Throughout the days following the arrival of Kaffn8, my eager digits were splashing the caffeinated Adam's ale into just about everything, from half an ounce into a batch of chocolate chip pancakes (homemade, and covered of course by the best grade A dark amber), where the sweetness of the breakfast delight masked any bitterness the energized elixir brought to the batter. A bowl of cocoa puffed rice, the kind sold in bags rather than boxes, covered 150 milligrams of caffeine rather fine, melting into the chocolate and never allowing its inherent bitterness from ruining my breakfast. But a packet of oatmeal, you know, the one with the guy on the box, sacrificed its flavor to the fourth ounce's bitterness; several sachets of sugar were called in as backup, and only then were the oats safe for my tongue.
A fourth of an ounce mixed swimmingly into a diet NOS, which true caffeine junkies will know used to contain 100 milligrams more of my namesake chemical, so although I would advise against adding more caffeine to a caffeinated drink, I was simply evening the playing field.
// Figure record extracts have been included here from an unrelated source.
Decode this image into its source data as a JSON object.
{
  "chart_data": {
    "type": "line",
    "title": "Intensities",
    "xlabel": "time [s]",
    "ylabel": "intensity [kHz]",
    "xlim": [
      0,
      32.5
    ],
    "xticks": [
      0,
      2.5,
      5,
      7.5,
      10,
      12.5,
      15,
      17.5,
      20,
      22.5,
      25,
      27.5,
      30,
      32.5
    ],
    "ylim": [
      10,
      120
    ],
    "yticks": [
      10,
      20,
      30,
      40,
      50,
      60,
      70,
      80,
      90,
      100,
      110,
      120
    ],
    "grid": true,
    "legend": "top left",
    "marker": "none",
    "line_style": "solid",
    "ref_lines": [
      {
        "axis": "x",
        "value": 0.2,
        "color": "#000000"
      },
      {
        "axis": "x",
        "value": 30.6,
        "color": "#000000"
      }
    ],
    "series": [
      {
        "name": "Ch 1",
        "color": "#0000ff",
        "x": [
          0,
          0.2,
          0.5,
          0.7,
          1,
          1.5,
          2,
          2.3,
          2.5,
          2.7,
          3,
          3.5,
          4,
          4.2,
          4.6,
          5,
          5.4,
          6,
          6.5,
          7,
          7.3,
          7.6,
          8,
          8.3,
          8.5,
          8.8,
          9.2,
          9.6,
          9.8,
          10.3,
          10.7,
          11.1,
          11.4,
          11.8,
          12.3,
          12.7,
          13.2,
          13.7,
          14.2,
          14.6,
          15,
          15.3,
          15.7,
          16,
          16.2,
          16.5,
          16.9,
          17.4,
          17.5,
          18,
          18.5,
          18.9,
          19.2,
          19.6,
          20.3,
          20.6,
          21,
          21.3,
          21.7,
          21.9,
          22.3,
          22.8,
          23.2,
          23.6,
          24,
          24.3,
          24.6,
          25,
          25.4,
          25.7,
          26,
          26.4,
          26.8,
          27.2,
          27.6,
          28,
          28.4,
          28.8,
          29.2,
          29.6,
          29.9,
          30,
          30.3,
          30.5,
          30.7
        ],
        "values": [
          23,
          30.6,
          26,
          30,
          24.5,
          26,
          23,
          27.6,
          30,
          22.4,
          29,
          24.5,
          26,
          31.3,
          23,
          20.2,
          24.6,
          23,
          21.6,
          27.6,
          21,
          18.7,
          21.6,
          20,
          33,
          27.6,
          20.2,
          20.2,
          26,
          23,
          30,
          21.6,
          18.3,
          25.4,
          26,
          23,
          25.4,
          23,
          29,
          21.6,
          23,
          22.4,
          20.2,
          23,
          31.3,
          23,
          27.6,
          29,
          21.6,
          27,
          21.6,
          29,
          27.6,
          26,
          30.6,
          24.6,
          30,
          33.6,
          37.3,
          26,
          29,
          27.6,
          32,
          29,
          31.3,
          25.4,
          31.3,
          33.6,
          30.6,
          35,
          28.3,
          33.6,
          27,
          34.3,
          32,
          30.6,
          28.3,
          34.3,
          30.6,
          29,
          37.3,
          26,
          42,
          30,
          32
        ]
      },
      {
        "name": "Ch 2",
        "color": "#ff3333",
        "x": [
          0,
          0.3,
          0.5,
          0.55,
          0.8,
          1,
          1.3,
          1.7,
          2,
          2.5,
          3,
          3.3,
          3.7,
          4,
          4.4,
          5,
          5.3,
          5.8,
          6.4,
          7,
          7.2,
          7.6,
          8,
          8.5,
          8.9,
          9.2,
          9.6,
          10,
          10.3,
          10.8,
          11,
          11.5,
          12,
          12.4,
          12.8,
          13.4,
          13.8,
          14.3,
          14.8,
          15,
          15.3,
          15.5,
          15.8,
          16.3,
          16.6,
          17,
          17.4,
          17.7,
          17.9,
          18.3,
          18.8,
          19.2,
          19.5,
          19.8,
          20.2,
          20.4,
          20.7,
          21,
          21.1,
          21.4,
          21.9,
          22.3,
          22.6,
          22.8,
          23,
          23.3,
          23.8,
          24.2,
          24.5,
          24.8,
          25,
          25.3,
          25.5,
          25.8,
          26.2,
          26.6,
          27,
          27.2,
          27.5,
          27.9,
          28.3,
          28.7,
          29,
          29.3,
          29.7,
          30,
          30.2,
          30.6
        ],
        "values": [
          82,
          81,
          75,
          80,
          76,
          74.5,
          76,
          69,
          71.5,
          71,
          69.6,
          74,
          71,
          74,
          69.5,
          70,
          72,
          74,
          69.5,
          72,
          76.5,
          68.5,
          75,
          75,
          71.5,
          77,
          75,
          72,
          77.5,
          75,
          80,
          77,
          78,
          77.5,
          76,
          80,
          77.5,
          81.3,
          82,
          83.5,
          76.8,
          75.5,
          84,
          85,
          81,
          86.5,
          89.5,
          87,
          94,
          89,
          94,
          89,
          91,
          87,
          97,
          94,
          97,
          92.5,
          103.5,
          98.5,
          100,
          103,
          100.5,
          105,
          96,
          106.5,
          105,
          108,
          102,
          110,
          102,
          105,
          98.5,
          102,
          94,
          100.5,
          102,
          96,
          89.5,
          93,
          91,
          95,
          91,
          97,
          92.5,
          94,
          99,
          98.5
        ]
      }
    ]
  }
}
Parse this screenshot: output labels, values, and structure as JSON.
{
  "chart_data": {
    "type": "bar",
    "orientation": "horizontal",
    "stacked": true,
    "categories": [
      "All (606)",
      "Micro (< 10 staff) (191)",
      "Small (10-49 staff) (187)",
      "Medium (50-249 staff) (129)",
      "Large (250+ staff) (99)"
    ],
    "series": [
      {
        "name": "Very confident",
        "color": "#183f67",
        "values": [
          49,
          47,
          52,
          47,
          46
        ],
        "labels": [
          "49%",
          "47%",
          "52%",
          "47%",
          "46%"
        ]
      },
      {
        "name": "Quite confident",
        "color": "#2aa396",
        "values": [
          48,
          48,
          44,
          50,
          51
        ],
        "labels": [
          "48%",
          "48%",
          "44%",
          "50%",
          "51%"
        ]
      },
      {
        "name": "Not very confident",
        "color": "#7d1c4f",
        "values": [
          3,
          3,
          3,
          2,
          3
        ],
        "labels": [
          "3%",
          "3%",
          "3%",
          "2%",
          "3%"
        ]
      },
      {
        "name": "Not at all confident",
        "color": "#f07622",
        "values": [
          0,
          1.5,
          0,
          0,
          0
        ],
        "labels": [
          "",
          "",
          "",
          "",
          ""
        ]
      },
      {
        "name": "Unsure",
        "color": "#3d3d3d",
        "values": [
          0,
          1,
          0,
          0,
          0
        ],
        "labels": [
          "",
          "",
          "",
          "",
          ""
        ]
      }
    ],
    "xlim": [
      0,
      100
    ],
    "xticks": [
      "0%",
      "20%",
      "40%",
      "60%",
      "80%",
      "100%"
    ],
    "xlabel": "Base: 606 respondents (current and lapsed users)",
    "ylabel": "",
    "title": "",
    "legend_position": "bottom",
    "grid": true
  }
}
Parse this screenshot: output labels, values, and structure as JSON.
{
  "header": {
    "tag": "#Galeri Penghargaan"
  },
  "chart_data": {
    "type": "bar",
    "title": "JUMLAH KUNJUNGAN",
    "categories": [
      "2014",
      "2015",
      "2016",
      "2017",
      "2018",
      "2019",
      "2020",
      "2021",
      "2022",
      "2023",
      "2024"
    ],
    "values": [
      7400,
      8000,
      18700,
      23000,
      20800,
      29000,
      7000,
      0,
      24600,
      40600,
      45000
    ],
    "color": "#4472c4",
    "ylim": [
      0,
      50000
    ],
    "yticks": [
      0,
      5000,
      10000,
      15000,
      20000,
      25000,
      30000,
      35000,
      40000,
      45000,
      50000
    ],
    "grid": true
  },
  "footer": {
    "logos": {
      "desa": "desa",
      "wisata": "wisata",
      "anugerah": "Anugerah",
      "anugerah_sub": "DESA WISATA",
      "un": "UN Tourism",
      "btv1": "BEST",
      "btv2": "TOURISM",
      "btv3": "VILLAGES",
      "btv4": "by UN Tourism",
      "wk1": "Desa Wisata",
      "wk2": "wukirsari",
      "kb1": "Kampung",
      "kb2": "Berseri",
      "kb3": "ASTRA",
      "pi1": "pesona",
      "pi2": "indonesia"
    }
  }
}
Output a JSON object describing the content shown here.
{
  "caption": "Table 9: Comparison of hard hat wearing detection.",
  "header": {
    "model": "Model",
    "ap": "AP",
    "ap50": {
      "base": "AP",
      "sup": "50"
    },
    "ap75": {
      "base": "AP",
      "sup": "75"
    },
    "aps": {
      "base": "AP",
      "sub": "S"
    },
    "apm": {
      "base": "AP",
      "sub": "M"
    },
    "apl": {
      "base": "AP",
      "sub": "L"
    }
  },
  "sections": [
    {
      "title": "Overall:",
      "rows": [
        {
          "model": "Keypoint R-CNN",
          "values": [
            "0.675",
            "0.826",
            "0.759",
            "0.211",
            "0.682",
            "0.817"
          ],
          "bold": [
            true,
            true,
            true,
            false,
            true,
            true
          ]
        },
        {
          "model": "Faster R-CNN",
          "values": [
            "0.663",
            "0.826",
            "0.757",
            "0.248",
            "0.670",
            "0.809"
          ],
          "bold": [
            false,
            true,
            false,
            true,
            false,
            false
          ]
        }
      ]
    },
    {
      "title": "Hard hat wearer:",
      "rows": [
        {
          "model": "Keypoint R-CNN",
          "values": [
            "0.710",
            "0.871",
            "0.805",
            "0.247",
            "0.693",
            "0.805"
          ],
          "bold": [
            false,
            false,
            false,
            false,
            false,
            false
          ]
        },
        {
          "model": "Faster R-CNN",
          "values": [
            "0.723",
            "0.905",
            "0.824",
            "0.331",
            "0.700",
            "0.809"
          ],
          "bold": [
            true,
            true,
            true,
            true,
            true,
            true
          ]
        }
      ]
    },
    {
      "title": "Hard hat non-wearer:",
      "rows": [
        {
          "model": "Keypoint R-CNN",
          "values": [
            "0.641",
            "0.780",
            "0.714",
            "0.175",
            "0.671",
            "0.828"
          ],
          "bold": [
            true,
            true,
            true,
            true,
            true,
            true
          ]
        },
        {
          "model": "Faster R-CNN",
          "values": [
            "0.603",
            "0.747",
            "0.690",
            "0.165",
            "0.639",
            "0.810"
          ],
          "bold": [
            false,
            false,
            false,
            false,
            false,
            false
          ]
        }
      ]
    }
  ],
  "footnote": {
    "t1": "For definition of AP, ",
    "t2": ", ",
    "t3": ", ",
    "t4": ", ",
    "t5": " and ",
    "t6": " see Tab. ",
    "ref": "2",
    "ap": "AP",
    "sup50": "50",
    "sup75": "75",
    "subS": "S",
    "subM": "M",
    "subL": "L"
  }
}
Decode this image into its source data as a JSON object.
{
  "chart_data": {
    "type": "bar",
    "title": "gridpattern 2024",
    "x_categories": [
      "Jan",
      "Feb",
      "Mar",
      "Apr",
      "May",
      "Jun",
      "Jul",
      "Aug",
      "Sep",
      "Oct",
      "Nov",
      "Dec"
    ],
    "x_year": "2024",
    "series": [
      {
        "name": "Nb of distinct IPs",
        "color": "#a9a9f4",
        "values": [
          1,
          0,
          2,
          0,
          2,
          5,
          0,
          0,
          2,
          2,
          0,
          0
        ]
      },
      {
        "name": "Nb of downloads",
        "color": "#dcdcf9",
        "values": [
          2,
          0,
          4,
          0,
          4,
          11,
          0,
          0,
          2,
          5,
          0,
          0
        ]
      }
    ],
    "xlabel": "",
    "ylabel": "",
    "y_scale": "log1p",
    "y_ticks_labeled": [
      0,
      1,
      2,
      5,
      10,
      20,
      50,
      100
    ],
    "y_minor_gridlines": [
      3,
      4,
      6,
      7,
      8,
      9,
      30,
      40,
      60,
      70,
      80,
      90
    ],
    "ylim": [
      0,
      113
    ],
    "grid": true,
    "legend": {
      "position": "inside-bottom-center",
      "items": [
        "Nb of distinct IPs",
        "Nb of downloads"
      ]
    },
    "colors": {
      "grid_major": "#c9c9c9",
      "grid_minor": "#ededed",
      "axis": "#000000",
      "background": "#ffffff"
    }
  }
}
Grocery store Kroger's Diet Citrus Drop, their play on Mtn Dew, masked a fourth of an ounce with ease, under its feisty effervescence and acute saccharinity. Earl Grey tea, black, not creamed, is a fantastic mixer, masking the bitterness in that of its own and slight citrus nuance.
You control the amount you put in, and on average, a 100 milligrams of caffeine provides roughly an hour and a half long kick. You can do the math from there. Overall, Kaffn8 remains a terrific product, fully executing its novel premise, only now with a far better looking label.